OPINION

Rian Malan missed the point

Max du Preez takes issue with the writer's characterisation of his Facebook post

Is Rian Malan just slow or is he being underhanded?

In his piece on Helen Zille and colonialism (Politicsweb 25 March 2017), Malan refers to an entry I made on Facebook, and then spectacularly misses the point I made – or simply chose to misrepresent it.

Let’s start with what I wrote on Facebook – see if you get it:

“My paternal grandmother, Alberta du Preez, looked after me for a few years when I was a small boy. I wish I could talk to her now and tell her to stop thinking about her time in the British concentration camps of Heilbron and Kroonstad, where she lost many family members, or about the fact that her family lost everything because of the British scorched earth policy. I would have told her: Ouma, be grateful, the British taught you more sophisticated table manners and how to speak English. What you thought was democracy as practised by the two Boer Republics was primitive stuff, and then the British brought you the Westminster model. God save the Queen, Ouma!”

Here’s Malan’s reaction: “That line would have got Max’s nose broken in almost any platteland bar as late as 1980. How can an Afrikaner joke about such a thing? Again, the answers lie in the past. Max was born around the time Afrikaner Nationalists came to power, and benefitted from a good education and a university degree. By the time he reached adulthood, Afrikaners were drawing level with the English in terms of income and education. Freed of ancient humiliations and resentments, Max was at last able to become a liberal internationalist and view the British Empire with a degree of objectivity.”

More than a thousand people clicked the “like” button on my Facebook page. The overwhelming majority of the about 200 reactions showed that they got my point. And Malan didn’t? The same Malan who had published at least one acclaimed book?

Did he really think I was saying that the absolute devastation the British Empire had inflicted upon the Afrikaners of the old Free State and Transvaal republics – 26 251 women and children died in 34 concentration camps, for example – was a fair exchange for the “gift” of learning English and improving table manners?
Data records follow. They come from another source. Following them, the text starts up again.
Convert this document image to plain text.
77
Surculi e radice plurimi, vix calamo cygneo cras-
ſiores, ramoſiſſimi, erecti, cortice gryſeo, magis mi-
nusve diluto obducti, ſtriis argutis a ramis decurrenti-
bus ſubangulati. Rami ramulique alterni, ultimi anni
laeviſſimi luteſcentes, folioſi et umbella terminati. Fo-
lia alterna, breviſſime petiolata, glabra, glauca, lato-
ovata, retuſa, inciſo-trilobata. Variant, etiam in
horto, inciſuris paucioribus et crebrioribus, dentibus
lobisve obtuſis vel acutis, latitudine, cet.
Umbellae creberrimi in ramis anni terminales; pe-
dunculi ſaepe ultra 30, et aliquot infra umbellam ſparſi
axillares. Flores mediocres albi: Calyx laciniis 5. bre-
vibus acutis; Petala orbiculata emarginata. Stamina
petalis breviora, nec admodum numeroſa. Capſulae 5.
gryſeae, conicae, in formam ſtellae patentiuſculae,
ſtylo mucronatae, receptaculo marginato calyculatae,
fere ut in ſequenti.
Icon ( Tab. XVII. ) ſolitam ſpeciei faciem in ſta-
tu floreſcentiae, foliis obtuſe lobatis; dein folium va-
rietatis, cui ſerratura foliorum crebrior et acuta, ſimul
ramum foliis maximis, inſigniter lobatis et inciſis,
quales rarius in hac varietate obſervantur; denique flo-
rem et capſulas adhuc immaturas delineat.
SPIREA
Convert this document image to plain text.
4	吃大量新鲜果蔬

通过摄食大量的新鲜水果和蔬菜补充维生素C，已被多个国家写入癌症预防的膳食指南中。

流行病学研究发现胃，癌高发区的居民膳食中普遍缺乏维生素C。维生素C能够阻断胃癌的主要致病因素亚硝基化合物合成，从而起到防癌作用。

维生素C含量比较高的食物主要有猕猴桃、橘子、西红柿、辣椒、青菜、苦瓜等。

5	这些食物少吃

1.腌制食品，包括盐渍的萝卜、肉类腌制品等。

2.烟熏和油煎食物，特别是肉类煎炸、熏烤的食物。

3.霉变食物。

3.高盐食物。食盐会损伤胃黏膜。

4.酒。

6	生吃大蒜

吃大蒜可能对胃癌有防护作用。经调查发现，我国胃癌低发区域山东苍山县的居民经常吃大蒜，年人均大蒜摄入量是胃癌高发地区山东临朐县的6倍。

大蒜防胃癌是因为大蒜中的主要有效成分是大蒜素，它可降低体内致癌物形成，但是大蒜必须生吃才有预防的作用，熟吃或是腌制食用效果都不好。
Did Malan really not get that I was satirically trying to make the point that survivors of dispossession and occupation can’t be expected to simply smile and nod their heads in agreement when someone praises the technological advancements that were achieved during that period? Like Helen Zille was perceived to have done with her tweets?

He’s right, of course, that I am free of “ancient humiliations and resentments”. Even my late father was, actually he was a borderline Anglophile, despite being a Broederbonder. (It was his mother I referred to – his father spent two years in a POW camp in Ceylon during the Anglo Boer War.) But more importantly, the ethnic group I was born into had been running the country since before my birth and the nasty impact of British colonialism on Afrikaners had been largely neutralized by the time I was a young adult.

That is not the case of black South Africans in 2017. Dutch colonialism was replaced by British colonialism and that morphed into half a century of apartheid, the impact of which we still see all around us. Colonialism fundamentally disturbed the natural development of the black societies in South Africa from the 17th century onwards.

There’s no telling which way they would have developed if the European settlers – my ancestors – hadn’t settled here. To praise the benefits of colonialism suggests that the black and Khoisan societies of the 17th and 18th century would still be living in the Iron Age if it hadn’t been for the colonialists.